Besides scoffing at this person’s low-bar view of the public, I am also publicly disagreeing. 

Or, let me put it this way-if you represent John and Jane Q. Public and do not think rates are something you should at least have a rudimentary knoweldge about, think again.

They do affect you. And the market.

How do they affect you?

Up until recently, you got what my grandma would call “bubkas” when you put money in the bank.

Now, you will collect some interest. Many will view that as “safe” compared to the stock market.

Secondly, with rates rising and the dollar struggling, the cost of buying a house or refinancing an existing one will hurt you more.

Third, should the cost of goods go higher, then with higher rates and a lower dollar, that will pinch your already flatlined wages.

Now, the dollar may not go down. And the Fed could halt their promise of 2-3 more rate hikes this year.

However, if the trends stay their course, how does this fit in with the bleak market predictions this Year of the Brown Earth Dog?

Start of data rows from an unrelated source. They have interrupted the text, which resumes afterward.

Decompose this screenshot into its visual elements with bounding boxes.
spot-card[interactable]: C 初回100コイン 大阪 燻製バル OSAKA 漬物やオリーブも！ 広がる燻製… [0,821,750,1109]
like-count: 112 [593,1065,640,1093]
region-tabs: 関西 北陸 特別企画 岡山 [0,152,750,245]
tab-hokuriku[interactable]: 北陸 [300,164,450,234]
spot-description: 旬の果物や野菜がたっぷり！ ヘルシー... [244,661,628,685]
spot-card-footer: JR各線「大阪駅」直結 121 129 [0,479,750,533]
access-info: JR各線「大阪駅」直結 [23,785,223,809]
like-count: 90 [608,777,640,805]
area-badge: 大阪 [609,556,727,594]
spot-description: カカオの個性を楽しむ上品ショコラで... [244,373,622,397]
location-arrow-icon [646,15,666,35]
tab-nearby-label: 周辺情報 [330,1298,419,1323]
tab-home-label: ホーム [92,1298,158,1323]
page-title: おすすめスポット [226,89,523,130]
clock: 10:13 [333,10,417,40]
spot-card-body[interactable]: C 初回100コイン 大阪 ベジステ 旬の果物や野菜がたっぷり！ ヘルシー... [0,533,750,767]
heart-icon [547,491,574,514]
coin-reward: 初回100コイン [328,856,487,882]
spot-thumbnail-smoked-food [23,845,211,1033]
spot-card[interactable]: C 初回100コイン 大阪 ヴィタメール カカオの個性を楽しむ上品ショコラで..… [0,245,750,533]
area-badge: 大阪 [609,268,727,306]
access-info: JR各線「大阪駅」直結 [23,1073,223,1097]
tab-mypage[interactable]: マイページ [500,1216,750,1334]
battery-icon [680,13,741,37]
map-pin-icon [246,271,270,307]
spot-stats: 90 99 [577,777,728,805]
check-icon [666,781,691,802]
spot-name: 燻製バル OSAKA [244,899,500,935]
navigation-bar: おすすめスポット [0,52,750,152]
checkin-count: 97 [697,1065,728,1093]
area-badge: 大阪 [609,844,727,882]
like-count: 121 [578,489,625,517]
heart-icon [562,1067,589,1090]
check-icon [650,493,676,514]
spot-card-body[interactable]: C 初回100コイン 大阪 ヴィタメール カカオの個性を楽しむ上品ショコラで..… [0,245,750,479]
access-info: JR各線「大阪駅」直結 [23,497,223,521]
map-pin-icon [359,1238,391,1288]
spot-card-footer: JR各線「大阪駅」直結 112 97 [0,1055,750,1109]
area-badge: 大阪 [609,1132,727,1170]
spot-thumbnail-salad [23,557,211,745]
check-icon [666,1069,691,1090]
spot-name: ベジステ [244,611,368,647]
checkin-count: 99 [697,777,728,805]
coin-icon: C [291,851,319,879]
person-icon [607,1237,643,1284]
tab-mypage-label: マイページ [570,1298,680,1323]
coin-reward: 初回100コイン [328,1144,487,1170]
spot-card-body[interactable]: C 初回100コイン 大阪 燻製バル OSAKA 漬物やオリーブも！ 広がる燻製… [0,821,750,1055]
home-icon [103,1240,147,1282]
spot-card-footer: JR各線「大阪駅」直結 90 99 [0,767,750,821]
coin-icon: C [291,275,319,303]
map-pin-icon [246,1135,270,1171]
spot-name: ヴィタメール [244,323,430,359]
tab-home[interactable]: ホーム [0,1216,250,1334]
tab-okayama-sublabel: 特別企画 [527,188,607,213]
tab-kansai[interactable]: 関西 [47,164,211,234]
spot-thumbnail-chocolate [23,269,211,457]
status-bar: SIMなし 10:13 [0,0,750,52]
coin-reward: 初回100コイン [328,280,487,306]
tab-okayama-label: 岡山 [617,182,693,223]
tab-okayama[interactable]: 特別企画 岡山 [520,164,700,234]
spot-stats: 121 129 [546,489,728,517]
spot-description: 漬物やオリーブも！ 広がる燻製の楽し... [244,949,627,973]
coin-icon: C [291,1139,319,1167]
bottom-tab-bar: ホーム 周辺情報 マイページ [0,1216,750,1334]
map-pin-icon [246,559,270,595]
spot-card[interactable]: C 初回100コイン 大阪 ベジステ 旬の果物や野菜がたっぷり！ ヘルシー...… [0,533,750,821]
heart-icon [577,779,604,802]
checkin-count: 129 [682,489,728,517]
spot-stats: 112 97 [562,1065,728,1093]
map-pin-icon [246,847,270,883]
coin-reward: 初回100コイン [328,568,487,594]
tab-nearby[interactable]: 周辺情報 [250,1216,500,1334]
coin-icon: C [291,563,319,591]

“The Dog year will bring decline in economic growth and activities leading to longer-term setbacks of the stock market and more economic crises will come up.  As there will not be return of fire year until 2025, we expect a long lasting bearish market ahead.” Raymond Lo

Jerome Powell said, “Inflation on a 12?month basis is expected to move up in coming months and to stabilize around the committee’s 2 percent objective over the medium term.”

Furthermore, “the Committee seeks to foster maximum employment and price stability. The economic outlook has strengthened in recent months. The Committee expects that, with further gradual adjustments in the stance of monetary policy, economic activity will expand at a moderate pace in the medium term and labor market conditions will remain strong.”